За ним, как по команде, вскочили и мы, накинули на плечи паёвки, чтобы продолжать путь до ягодников. Идти до них, как сказал отец, нужно было ещё не менее часа.
И опять дорога, а вернее – не дорога, а шагание вброд по заросшей тайге. Было удивительным, как отец мог находить правильный путь в этой, казалось бы, однообразной чаще. Иногда он останавливался, давал нам возможность передохнуть, а сам в это время отходил в сторону, рассматривал что-то в подлеске, в вершинах деревьев. Потом возвращался и уже заранее предупреждал, где будет следующая остановка. Как он находил это место, по интуиции или благодаря удивительной зрительной памяти, но через некоторое время мы видели те приметы, которые называл отец.
Он был таёжником, опытным охотником – промысловиком. О нём в деревне говорили:
«Михаил в лесу, как в своём дворе».
Наконец мы оказались у начала тропинки, которая разделяла клюквенное болото на две части. Почему на болоте тропинка, а в тайге её нет? И на этот мой вопрос отец ответил обстоятельно: на болоте потеряться легче, чем в тайге, вот тропинка и служит ориентиром для людей. Тогда я поняла и назначение разноцветных тряпочек, привязанных к низкорослым сосёнкам по обеим сторонам её.
А потом собирали ягоды, крупные блестящие, отливающие тёмно-малиновым цветом. Их было так много, что казалось, будто кто-то рассыпал их на болотном седом мху. Рассыпал, и теперь ягоды можно просто сгребать ладонями в котелок. Но они держались на тоненьких ниточках, которые скрывал густой мох.
Все разбрелись вдоль тропинки так, чтобы видеть её и друг друга.
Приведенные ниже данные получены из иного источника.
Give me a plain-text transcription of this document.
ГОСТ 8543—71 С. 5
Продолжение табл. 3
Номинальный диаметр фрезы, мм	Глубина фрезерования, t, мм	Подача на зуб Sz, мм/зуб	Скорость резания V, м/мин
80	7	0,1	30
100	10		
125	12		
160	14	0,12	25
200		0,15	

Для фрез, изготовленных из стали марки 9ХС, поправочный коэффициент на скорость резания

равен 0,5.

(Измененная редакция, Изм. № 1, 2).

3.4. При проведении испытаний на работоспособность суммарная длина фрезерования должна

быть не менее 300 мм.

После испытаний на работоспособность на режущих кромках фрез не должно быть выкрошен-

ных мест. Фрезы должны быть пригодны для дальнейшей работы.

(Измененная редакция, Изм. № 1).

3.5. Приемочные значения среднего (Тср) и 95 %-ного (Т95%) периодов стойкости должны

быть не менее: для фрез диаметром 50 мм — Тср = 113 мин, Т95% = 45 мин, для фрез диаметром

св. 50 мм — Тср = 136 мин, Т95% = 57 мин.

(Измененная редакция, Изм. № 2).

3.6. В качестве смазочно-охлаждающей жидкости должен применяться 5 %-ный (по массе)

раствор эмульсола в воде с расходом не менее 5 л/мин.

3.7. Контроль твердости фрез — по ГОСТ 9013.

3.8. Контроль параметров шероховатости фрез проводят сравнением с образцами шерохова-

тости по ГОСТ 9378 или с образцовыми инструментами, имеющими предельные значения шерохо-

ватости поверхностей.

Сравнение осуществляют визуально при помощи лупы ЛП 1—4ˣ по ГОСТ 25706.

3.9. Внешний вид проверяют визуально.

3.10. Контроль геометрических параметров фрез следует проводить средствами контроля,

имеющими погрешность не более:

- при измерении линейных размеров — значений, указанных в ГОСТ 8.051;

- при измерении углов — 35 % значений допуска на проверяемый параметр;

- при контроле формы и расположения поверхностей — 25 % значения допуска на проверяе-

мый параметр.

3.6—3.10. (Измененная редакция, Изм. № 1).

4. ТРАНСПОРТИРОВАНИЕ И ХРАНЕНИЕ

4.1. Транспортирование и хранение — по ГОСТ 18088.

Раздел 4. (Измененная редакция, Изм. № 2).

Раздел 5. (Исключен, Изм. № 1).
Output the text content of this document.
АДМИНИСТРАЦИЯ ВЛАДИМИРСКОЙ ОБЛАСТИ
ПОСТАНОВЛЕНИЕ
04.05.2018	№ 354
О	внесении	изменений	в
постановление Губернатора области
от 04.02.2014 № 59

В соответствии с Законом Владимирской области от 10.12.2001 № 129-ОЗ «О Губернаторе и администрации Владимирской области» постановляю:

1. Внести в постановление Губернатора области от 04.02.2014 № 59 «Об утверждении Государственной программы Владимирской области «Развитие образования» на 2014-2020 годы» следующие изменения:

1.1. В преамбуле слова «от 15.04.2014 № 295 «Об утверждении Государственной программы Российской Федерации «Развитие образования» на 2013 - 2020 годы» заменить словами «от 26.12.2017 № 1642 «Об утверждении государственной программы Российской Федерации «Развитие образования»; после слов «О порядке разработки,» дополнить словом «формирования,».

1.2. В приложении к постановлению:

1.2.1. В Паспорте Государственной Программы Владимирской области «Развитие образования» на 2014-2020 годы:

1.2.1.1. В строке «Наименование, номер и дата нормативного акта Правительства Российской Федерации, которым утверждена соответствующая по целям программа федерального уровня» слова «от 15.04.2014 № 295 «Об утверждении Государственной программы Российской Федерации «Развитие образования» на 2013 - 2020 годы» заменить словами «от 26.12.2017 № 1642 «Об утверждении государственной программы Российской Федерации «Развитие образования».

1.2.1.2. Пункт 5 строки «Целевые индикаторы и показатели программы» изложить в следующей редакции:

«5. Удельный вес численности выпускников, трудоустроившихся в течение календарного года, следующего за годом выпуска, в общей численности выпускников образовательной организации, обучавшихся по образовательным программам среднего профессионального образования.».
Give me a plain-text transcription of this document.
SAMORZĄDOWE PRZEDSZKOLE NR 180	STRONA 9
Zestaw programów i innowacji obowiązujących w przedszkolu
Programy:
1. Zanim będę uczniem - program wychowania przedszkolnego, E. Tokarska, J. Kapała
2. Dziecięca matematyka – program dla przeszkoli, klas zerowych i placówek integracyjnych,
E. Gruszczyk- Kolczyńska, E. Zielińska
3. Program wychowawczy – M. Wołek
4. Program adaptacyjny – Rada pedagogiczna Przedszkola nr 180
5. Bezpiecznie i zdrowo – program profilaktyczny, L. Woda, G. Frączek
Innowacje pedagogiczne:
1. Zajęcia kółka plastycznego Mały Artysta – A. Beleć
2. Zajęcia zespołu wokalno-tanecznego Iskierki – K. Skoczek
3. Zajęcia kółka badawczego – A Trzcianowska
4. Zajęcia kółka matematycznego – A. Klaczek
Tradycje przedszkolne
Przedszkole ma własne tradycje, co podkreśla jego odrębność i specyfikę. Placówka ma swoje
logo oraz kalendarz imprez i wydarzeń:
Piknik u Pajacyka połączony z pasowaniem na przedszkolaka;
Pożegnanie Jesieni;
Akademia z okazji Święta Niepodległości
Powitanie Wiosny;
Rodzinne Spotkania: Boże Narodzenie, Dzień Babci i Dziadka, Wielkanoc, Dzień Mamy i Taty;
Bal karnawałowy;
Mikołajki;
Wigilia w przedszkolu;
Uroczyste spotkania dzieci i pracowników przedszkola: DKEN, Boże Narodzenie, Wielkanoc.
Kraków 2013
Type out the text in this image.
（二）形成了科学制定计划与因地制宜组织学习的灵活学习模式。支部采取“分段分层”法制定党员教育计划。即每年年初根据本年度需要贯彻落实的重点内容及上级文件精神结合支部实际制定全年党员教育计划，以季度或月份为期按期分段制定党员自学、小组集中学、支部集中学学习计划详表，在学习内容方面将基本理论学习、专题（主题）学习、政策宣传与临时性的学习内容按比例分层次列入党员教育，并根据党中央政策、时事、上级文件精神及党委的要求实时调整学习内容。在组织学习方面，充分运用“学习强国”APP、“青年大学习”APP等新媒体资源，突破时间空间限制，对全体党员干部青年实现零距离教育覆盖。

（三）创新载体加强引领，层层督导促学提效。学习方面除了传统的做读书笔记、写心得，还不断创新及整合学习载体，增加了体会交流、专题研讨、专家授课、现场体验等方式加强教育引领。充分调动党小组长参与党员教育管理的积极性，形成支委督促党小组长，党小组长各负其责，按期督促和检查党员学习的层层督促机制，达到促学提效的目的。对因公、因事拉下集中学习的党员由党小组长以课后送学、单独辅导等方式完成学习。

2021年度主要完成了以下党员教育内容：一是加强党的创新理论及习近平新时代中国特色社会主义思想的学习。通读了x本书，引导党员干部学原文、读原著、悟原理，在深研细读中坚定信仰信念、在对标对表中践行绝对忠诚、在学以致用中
И только отец, предупредив нас, чтобы не теряли тропинку из виду, ушёл далеко в сторону и вернулся, когда солнце поднялось высоко над горизонтом.
Вернулся он с паёвкой на плечах и котелком в руках. Оказалось, он успел набрать почти полную паёвку ягод и запечь рябчиков на острове в глубине болота. Выпотрошив, но не ощипав, завернув их в листья, обмазал глиной и, выкопав в земле ямку, положил в неё рябчиков. А сверху развёл костёр. Так в тайге всегда готовил отец дичь.
Пообедав, все продолжали сбор ягод, а отец решил проверить делянку2 и должен был вернуться часа через два. А нам к этому времени нужно было выйти к началу тропы. Так и сделали. Несмотря на то, что паёвка у меня была небольшая, может быть, около ведра, оттягивала плечи изрядно. И всё-таки к назначенному месту мы вышли вовремя и ждали отца.
А вскоре со стороны, противоположной той, куда он уходил, появился отец, но почему-то без паёвки. Оказывается, он за это время успел побывать и в делянке и вынести свою тяжёлую ношу из тайги, оставив её на тропке у совхозного поля. А теперь, подхватив мамину и мою паёвки, отец, забросив их за плечи, повёл нас в домашнюю сторону. Действительно повёл, потому что, оставь он нас одних в тайге, мы и шагу бы не смогли сделать, не зная, в какую сторону идти. А он всё шёл, ни на секунду не сомневаясь в правильности выбранной дороги.
Освобождённая от ноши, я рассматривала густые заросли, срывала то и дело встречающиеся ягоды костяники, брусники. И вдруг, совсем случайно, взглянув на отца, я увидела, что рубаха между лопаток на его спине потемнела от пота. Бросилась вперёд, обгоняя всех, я догнала его и начала дёргать с отцовского плеча свою паёвку.
Тот притворно сердился, не отдавая. Но я быстро нашла весомую причину: «Ага, встретим кого-нибудь из деревни по дороге, а они подумают, что ягод я не насобирала!»
Не знаю, поверил ли отец в искренность моих слов, только снял паёвку и повесил на мои плечи, проверив, удобно ли она легла. Вместе с тяжестью на плечах я почувствовала огромную лёгкость в душе.
Этот случай запомнился мне на всю жизнь, вероятно, потому, что впервые в десятилетнем возрасте я поняла, как это важно суметь увидеть то, чего мы, дети, часто не замечаем: тяжесть родительской ноши, которую они снимают с наших плеч, забывая в это время о себе.